Конни подошла к брату и обняла его.
– Давай ты им расскажешь, а не я? – взмолился он.
– Ты что, не слышал, что я тебе сказала? Ступай и сделай то, что я велела, – отрезала Эсма. – В жизни масса вещей куда страшнее, чем гомосексуализм, – добавила она, сама удивившись широте своих взглядов. Когда она вращалась среди суфражисток, ходили слухи о каких-то странных любовных историях, и сама она нередко удивлялась некоторым повадкам Дианы Ансворт.
– Например? – спросил он, тяжело вздохнув и явно ища хоть какую-то соломинку, чтобы за нее уцепиться.
– Быть злым, быть лицемером. Быть жестоким к детям и животным. Быть грубым, лгать. А твоя личная жизнь касается только тебя. И довольно, поздно уже. Думаю, ты будешь рад переночевать здесь на диване. Какой смысл тебе возвращаться сейчас домой? Лучше уж рассказать им все днем.
– Я чувствую себя таким дураком…
– А Тревор что думает обо всем этом?
– Не знаю. Мне не дали увидеться с ним. Ну и хреновая заваруха!..
– Не надо так выражаться в моем доме. Да, быть другим всегда непросто. Люди вроде нас делают все одинаково, думают одинаково, складывают одинаковые мысли в правильном порядке. Наверное, это позволяет нам чувствовать себя в безопасности. Посмотри, если угодно, в какую заваруху втянул нас Фредди, – снова вздохнула она.
– С ним другая история. Он не был гомиком. А гомиков все ненавидят, – возразил ей Невилл.
– Не знаю, не уверена, сынок. Я очень устала сейчас. Мы поговорим об этом завтра. Спокойной ночи и храни тебя Бог… Помолись о той вдове и ее детях в Америке, – добавила она, коснувшись пальцем его губ.
– Бабуля, какой же ты гибкий человек!
– Ну, скорее, сморщенный и скрюченный, – выдавила она со смешком. – Всё, теперь мне надо хорошенько поспать. И оставьте телевизор включенным, пусть тихонечко работает, вдруг скажут что-то новое. А уж мы найдем, как выбраться из всего этого, правда?

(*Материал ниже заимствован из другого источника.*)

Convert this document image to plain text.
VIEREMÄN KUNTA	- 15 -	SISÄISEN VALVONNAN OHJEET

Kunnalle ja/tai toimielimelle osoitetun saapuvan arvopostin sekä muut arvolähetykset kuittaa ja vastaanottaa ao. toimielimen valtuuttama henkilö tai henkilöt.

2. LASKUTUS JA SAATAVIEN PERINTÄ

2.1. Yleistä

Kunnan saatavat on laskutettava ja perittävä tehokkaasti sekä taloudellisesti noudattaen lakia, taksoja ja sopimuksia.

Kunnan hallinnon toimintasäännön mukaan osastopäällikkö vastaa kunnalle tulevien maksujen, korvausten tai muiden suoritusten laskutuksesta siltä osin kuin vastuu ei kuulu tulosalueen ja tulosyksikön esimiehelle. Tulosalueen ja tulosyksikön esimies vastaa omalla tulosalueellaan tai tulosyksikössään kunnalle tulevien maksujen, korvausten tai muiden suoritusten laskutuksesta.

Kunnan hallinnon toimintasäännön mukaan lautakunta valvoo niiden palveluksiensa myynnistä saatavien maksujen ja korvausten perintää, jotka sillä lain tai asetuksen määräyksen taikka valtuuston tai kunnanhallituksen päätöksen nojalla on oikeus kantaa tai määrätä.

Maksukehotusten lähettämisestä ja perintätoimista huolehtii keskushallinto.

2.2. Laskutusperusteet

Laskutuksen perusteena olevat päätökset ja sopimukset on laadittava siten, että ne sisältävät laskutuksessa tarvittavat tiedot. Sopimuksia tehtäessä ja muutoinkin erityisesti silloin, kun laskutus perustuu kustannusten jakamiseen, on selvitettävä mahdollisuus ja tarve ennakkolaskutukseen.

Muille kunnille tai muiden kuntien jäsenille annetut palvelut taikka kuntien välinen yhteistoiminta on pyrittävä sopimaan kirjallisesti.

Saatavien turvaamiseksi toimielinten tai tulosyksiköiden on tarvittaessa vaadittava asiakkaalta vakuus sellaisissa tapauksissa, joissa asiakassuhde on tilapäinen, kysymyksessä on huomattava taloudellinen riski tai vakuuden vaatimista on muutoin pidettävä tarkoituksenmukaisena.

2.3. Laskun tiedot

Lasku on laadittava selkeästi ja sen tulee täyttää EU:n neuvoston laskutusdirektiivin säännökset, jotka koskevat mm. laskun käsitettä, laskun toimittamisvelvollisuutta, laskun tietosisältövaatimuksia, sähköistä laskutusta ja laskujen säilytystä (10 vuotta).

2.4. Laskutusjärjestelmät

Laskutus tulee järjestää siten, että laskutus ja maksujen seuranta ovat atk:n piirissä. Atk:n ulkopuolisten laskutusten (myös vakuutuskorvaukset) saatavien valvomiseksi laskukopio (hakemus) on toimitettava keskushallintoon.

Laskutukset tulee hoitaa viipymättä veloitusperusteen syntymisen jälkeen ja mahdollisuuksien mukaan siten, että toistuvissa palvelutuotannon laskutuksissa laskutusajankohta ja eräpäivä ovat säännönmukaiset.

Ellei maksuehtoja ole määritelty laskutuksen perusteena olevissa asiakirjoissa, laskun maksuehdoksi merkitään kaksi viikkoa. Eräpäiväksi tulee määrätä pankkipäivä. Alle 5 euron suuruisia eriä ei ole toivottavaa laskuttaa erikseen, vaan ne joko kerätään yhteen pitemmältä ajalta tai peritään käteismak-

Когда бабуля удалилась в свою спальню, Конни и Невилл устроились на пледе в гостиной перед телевизором, свернувшись калачиками. Потягивая молочный коктейль из банки и макая в него сухое печенье, они смотрели последние новости.
– Что мне делать, Конни? Они убьют меня… Эти полицейские специально сидели там, в кустах, подкарауливая кого-то из нас. Им кажется, это такая развеселая шутка. А это наша жизнь, в которую они вмешиваются. Мне страшно подумать, чтобы угодить в «Стренджуэйз» [50] . Я слышал такие ужасы о том, что там делают с такими, как я.
50
Тюрьма в Манчестере.
– До этого не дойдет. Семья найдет тебе хорошего адвоката. Ты просто никогда прежде не попадал в передрягу. Тебе всего лишь девятнадцать. Все будет хорошо.
Сказать по правде, она тоже слышала эти ужасные истории, но зачем нагонять на него лишнего страху сейчас?
– А Тревору всего семнадцать… Боже, ну я и вляпался…
– Не поверишь, но вовсе не так уж страшно по сравнению со мной. Похоже, я беременна. – Она наконец произнесла это вслух.
– Ты шутишь? – поднял на нее глаза Невилл.
– Я была бы рада, если бы это оказалось шуткой. У меня вот уже два месяца ничего нет. Никогда прежде таких сбоев не было. Мне стал тесен лифчик, а каждое утро меня тошнит.
– А ты сказала об этом Марти Горману?
– Он уехал. В Гамбург.
– Ты должна найти его. Он поступит достойно, он честный человек.
– Не могу. – Разве может она хоть кому-то сказать, что вообще не знает наверняка, чей же это ребенок?
– Если ты не скажешь ему, то я скажу. Никому не позволю вот так обрюхатить мою сестру и спокойненько жить дальше!